Use caution when taking these medications together and watch for unusual bruising or bleeding. Tell your doctor immediately if you notice any signs of bleeding.

FDA Label Information

( 7.3 ) Nonsteroidal anti-inflammatory drugs (NSAIDs), warfarin, selective serotonin and serotonin norepinephrine reuptake inhibitors (SSRIs, SNRIs): Increases risk of bleeding. 7.6 SSRIs and SNRIs Since selective serotonin reuptake inhibitors (SSRIs) and serotonin norepinephrine reuptake inhibitors (SNRIs) affect platelet activation, the concomitant administration of SSRIs and SNRIs with clopidogrel may increase the risk of bleeding.

Clopidogrel Also Interacts With

View all Clopidogrel interactions →

Frequently Asked Questions

Can I take Clopidogrel and Norepinephrine together?

This is a moderate interaction.

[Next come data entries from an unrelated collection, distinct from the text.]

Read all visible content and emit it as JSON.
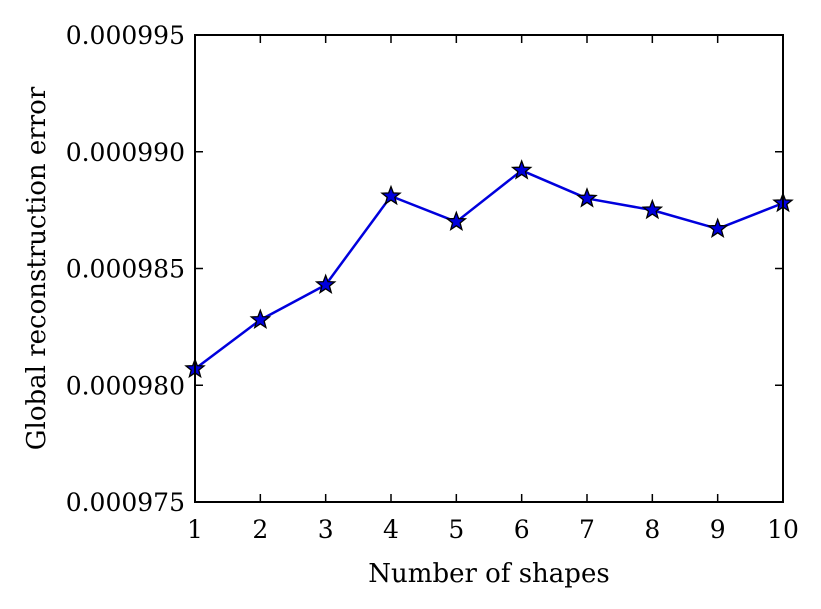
{
  "chart_data": {
    "type": "line",
    "title": "",
    "xlabel": "Number of shapes",
    "ylabel": "Global reconstruction error",
    "xlim": [
      1,
      10
    ],
    "ylim": [
      0.000975,
      0.000995
    ],
    "x_ticks": [
      1,
      2,
      3,
      4,
      5,
      6,
      7,
      8,
      9,
      10
    ],
    "x_tick_labels": [
      "1",
      "2",
      "3",
      "4",
      "5",
      "6",
      "7",
      "8",
      "9",
      "10"
    ],
    "y_ticks": [
      0.000975,
      0.00098,
      0.000985,
      0.00099,
      0.000995
    ],
    "y_tick_labels": [
      "0.000975",
      "0.000980",
      "0.000985",
      "0.000990",
      "0.000995"
    ],
    "grid": false,
    "series": [
      {
        "color": "#0000dd",
        "marker": "star",
        "x": [
          1,
          2,
          3,
          4,
          5,
          6,
          7,
          8,
          9,
          10
        ],
        "values": [
          0.0009807,
          0.0009828,
          0.0009843,
          0.0009881,
          0.000987,
          0.0009892,
          0.000988,
          0.0009875,
          0.0009867,
          0.0009878
        ]
      }
    ]
  }
}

Use caution when taking these medications together and watch for unusual bruising or bleeding. Tell your doctor immediately if you notice any signs of bleeding.

How serious is the interaction between Clopidogrel and Norepinephrine?

This interaction is classified as "moderate" severity by the FDA. Moderate interactions may worsen your condition or change how your medications work.

Why do Clopidogrel and Norepinephrine interact?

Both of these medications affect how your blood cells, called platelets, stick together to form clots. Taking them at the same time can make it harder for your blood to clot, which raises the risk of bleeding.

Understanding the Clopidogrel and Norepinephrine Interaction

FDA-approved prescribing information for these two drugs flags their combination as a moderate-severity interaction. Clopidogrel belongs to the Antiplatelet Agent class and Norepinephrine belongs to the Vasopressor (Alpha-1 Agonist) class - two categories that can collide when co-prescribed. The mechanism described in FDA labeling is: Both of these medications affect how your blood cells, called platelets, stick together to form clots. Severity tiers matter: major flags generally advise avoidance, moderate flags often require monitoring or dose adjustment, and minor flags may only call for awareness.

Context around a specific patient determines real-world impact. Clopidogrel has 19 total documented interactions on file in this dataset, and Norepinephrine has 50. Each additional medication compounds the interaction surface, which is why pharmacists run full-profile checks rather than evaluating one pair at a time. FDA-derived guidance for this pair is: Use caution when taking these medications together and watch for unusual bruising or bleeding. Timing of doses, renal and hepatic function, age, and other concurrent prescriptions all shape whether a labeled interaction matters clinically.

An interaction flag is not a verdict. A large share of labeled interactions are managed routinely in clinical practice, the fix may be as simple as spacing doses or adding a monitoring test. Others require the prescriber to choose a different medication entirely. This page surfaces FDA-sourced labeling and openFDA data for educational purposes only; it is not medical advice and cannot account for your full clinical picture. Never start, stop, or adjust either Clopidogrel or Norepinephrine based on a web page, speak with your prescriber or pharmacist before making any change.